In der russischen Touristenmetropole St. Petersburg öffnet am 2. Mai der Neubau des legendären Mariinski Theaters. Eine halbe Milliarde Euro lässt Russland sich das Staatstheater kosten - die Akustik kommt aus Deutschland. Zur feierlichen Eröffungsgala dirigiert Waleri Gergijew, als Solisten treten u.a. Plácido Domingo, Anna Netrebko und René Pape auf.
St. Petersburg - Für Freunde klassischer Musik bietet der Neubau des Mariinski Theaters in St. Petersburg aus Sicht des Münchner Akustikers Jürgen Reinhold den «idealen» Klang. «Anders als in historischen Rangtheatern gibt es hier keinen Plüsch.

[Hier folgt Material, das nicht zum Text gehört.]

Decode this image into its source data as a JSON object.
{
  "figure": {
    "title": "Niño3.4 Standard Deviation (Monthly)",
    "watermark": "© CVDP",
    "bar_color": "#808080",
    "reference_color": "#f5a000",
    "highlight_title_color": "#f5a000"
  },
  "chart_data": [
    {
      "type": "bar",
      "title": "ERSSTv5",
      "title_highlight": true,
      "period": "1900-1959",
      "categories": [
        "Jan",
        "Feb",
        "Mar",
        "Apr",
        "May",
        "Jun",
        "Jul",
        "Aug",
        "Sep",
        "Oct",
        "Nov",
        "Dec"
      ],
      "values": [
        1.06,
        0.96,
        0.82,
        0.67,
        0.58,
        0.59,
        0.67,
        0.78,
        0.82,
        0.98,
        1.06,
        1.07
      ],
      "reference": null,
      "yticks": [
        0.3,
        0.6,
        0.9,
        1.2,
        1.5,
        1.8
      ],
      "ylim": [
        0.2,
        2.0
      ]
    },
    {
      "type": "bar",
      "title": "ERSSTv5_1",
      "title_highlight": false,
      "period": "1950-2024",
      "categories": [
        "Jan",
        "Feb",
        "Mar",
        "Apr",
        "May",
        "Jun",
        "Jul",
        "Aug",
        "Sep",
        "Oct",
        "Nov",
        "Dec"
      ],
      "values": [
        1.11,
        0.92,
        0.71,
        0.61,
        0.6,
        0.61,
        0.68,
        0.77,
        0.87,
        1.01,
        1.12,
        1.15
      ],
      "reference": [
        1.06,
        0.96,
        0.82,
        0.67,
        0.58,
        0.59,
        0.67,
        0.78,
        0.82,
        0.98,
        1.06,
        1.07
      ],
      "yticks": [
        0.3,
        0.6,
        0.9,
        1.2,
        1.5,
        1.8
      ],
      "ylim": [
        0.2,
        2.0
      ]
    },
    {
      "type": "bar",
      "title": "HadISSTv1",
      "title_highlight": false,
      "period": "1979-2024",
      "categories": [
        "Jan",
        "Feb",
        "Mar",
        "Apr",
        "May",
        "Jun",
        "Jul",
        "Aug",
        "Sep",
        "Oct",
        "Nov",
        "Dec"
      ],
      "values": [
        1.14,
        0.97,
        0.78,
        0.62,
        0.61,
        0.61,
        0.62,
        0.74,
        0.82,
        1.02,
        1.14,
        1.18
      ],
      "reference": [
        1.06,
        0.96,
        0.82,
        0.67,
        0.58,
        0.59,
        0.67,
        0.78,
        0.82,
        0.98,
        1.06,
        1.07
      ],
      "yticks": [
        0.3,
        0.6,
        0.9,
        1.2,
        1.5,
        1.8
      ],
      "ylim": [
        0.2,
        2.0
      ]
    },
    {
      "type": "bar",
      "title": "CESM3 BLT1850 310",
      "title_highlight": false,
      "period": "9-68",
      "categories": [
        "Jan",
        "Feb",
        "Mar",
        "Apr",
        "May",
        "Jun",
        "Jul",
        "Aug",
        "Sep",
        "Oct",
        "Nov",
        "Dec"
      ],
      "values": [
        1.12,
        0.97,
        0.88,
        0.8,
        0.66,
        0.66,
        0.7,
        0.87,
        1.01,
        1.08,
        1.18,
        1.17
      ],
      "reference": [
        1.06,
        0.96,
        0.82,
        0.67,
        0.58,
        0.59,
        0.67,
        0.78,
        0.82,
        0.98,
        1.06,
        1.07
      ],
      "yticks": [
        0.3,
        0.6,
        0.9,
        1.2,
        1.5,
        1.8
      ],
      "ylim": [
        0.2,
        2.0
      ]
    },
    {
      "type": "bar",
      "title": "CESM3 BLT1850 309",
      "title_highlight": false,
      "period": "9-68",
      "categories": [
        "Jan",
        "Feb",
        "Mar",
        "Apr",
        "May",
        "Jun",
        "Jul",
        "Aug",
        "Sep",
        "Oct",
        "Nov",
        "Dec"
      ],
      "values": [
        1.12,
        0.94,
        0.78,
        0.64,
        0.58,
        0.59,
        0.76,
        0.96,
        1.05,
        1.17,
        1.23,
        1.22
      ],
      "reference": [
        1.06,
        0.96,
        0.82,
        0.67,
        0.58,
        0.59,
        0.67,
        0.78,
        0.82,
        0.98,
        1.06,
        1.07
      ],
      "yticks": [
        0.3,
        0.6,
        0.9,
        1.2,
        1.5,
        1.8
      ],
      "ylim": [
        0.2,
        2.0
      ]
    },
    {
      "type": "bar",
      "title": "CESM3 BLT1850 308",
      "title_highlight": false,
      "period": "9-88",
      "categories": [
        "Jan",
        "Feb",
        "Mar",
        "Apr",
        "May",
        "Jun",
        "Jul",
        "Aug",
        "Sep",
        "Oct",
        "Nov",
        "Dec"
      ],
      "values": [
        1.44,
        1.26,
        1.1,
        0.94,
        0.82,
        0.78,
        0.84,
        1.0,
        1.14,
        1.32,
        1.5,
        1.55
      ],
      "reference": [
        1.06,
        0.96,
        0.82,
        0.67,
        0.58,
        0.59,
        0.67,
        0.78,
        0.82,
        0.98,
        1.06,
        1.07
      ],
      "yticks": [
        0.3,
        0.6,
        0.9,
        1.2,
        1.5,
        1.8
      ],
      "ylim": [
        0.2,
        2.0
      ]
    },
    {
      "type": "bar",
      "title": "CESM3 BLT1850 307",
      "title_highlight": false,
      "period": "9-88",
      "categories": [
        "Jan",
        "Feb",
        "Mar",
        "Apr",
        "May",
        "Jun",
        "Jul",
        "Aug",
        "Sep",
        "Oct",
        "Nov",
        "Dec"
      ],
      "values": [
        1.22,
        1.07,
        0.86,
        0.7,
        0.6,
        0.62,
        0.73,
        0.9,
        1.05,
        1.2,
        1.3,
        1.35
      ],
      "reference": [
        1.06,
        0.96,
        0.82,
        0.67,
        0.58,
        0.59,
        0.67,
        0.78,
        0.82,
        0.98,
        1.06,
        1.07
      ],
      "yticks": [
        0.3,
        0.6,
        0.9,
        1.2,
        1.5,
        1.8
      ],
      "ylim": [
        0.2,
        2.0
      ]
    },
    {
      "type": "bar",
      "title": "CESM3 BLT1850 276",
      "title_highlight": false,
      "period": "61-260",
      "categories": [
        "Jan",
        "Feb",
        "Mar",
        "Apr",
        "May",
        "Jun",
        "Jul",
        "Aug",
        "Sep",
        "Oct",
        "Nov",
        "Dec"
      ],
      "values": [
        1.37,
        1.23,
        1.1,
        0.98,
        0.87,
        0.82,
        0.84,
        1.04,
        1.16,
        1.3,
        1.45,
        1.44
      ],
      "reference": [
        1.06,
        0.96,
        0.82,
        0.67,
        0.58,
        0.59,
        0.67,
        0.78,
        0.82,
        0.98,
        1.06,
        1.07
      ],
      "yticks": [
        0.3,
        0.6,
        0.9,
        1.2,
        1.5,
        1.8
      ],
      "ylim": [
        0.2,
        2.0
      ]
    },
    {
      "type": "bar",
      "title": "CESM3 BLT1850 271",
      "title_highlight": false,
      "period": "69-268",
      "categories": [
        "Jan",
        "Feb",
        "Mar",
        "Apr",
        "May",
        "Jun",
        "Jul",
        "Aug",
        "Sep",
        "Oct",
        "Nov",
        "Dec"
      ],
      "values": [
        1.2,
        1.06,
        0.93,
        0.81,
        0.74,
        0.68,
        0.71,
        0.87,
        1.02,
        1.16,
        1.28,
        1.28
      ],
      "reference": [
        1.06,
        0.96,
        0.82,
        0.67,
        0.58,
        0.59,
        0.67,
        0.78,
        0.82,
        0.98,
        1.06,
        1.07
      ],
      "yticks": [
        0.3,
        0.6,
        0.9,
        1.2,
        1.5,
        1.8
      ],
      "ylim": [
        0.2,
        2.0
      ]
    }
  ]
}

Es gibt ein ideales Volumen, damit sich der Klang im Saal entfalten kann», sagte der Klangmeister von der Münchner Firma Müller-BBM in einem Gespräch mit der Deutschen Presse-Agentur in St. Petersburg.
Das für 500 Millionen Euro gebaute Musiktheater habe nur drei Galerien. Dadurch entstanden große Öffnungen von über vier Metern Höhe zwischen den Rangebenen. In den großen berühmten Theatern der Welt seien häufig nur 2,50 bis 3 Meter vorhanden. «Im Mariinski kommt viel mehr Schallenergie zu den Zuhörern. Dadurch bleibt auch in den hinteren Reihen der Klanggenuss voll erhalten», betonte der Ingenieur.
«Mit 18 000 Kubikmetern Rauminhalt ist der 2000 Zuschauer fassende Theatersaal ideal für Operndarbietungen.» Weder der Altbau des Theaters nebenan noch etwa das Bolschoi in Moskau, das Reinhold ebenfalls akustisch gestaltete, böten solche Bedingungen. «In historischen Häusern ist Sprache und Gesang zwar oft sehr präzise, der Raumklang jedoch sehr trocken und wenig lebhaft», sagte er.
«Die Hörgewohnheiten der Opernliebhaber haben sich geändert. Heute wird ein deutlich längeres Nachklingen, ein Verschmelzen des Klanges und Einhüllen in die Musik gewünscht - und dafür braucht es Weite», führte Reinhold aus.
Auch Stardirigent Waleri Gergijew, der Leiter des Mariinski und künftige Chef der Münchner Philharmoniker, hatte die Akustik als ausgezeichnet gelobt. Allein über dem Orchestergraben mit Platz für bis zu 120 Musiker hat der Pultstar 20 Meter Lufthöhe über sich – das gilt als optimal.
«Weil die Hufeisenform des Saals den Klang bündelt, haben wir als Gegenpol bauchige Formen an den Wandflächen und Brüstungen für eine Streuung des Klanges geschaffen», sagte Reinhold. Wichtig sei dabei auch das Material. Die Balkone etwa seien aus Buchenholz. An den Wänden sei Spezialgips verarbeitet worden. Aber auch beim Boden hätten die Akustiker trotz erster Bedenken von Brandschützern eine «Holztragstruktur» durchgesetzt - gegen den oft verwendeten Beton.
Ulf Mauder
Das Mariinski Theater in St. Petersburg
St. Petersburg - Das legendäre Mariinski Theater in der Touristenmetropole St. Petersburg gilt neben dem Bolschoi in Moskau als das bedeutendste Staatstheater in Russland. Es wird seit 25 Jahren von dem Stardirigenten Waleri Gergijew (59) geleitet, der das Haus in der Stadt am Finnischen Meerbusen noch zu Sowjetzeiten übernommen hatte. Gergijew wird 2015 auch zusätzlich noch Chef der Münchner Philharmoniker.
Zum Mariinski gehören der markante grünlich schimmernde Altbau mit 1600 Sitzen, ein Konzerthaus (1200 Plätze) und nun auch der ultramoderne Neubau mit 2000 Plätzen allein im Hauptsaal. Das Mariinski II ist mit gut 80 000 Quadratmetern mehr als doppelt so groß wie das alte Theater.
Der Name des Mariinski Theaters geht zurück auf die Ehefrau von Zar Alexander II., der im 19. Jahrhundert die deutsche Prinzessin Marie von Hessen-Darmstadt heiratete. Der alte Theaterbau stammt von 1860. Doch die Opern- und Ballett-Tradition des Mariinski reicht
weiter als 200 Jahre in die Vergangenheit: bis ins 18. Jahrhundert. Seit einigen Jahren hat das Haus auch sein eigenes Musik-Label.